The story here is we’ll learn about Parameter Estimation by pretending we have two thermometers on our desk. One we know measures in Celsius and the other is in a unit we don’t know, hint its fahrenheit. Our goal is to create a simple model to take a measurement from the unknown thermometer and predict a measurement in Celcius.
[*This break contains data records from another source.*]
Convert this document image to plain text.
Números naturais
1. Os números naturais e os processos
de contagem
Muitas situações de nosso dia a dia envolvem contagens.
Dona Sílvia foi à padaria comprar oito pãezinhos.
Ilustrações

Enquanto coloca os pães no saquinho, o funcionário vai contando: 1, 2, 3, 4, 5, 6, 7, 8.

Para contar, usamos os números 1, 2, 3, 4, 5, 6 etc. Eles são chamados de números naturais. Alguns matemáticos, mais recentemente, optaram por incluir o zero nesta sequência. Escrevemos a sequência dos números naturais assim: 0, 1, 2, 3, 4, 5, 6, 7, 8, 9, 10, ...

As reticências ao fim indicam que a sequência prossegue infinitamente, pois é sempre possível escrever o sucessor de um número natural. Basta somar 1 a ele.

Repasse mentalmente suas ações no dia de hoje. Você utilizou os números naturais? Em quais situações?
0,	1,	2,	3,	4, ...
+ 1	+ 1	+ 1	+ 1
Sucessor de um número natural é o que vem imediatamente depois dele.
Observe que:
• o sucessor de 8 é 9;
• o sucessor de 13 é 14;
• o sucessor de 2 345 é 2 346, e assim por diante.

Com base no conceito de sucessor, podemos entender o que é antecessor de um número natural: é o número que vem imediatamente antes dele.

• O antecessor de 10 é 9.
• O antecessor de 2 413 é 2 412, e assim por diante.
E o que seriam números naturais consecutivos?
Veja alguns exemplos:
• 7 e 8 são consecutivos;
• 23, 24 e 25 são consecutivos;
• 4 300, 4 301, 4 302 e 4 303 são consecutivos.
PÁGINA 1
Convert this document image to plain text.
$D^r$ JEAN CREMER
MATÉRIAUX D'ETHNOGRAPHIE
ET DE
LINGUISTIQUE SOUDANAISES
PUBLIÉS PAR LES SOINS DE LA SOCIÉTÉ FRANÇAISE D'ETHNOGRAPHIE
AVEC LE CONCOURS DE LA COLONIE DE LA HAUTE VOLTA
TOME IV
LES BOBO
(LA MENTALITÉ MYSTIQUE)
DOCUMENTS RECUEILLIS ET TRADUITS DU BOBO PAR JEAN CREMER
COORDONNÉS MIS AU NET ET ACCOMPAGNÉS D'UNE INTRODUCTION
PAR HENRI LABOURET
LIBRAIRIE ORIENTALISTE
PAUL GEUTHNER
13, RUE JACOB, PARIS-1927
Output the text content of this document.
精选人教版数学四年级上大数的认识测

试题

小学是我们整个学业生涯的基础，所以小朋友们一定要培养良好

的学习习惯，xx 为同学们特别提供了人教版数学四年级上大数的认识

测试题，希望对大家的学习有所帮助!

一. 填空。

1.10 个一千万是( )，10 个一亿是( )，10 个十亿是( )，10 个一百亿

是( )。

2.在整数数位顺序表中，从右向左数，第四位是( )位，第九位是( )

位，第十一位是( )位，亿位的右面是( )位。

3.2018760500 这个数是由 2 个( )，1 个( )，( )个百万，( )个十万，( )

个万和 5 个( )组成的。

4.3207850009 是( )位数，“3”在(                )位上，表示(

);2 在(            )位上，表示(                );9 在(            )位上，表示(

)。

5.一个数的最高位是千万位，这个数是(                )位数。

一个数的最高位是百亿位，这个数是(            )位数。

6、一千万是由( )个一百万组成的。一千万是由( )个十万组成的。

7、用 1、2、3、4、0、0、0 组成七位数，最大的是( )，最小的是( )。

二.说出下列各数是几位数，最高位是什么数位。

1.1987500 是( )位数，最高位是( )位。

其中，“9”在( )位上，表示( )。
Importing required libraries:
%matplotlib inline
import numpy as np
import torch
torch.set_printoptions(edgeitems = 2, linewidth=75)
Creating our input data
t_c = [0.5, 14.0, 15.0, 28.0, 11.0, 8.0,
3.0, -4.0, 6.0, 13.0, 21.0]
t_u = [35.7, 55.9, 58.2, 81.9, 56.3, 48.9,
33.9, 21.8, 48.4, 60.4, 68.4]
t_c = torch.tensor(t_c)
t_u = torch.tensor(t_u)
Defining our simple linear regression model
def model(t_u, w, b):
return w * t_u + b
Defining our mean squared error loss function
def loss_fn(t_p, t_c):
squared_diffs = (t_p - t_c) ** 2
return squared_diffs.mean()
Initilializing our betas and make our first prediction. This is understandably going to be garbage as our betas are just ones and zeros to be initialized and our startig points for learning.
w = torch.ones(())
b = torch.zeros(())
t_p = model(t_u, w, b)
t_p
tensor([35.7000, 55.9000, 58.2000, 81.9000, 56.3000, 48.9000, 33.9000,
21.8000, 48.4000, 60.4000, 68.4000])
Compute the loss which we expect to be high, due to the terrible betas.
loss = loss_fn(t_p, t_c)
loss
tensor(1763.8848)
Showing how torch shapes workw ith multiplication
x = torch.ones(())
y = torch.ones(3,1)
z = torch.ones(1,3)
a = torch.ones(2, 1, 1)
print(f"shapes: x: {x.shape}, y: {y.shape}")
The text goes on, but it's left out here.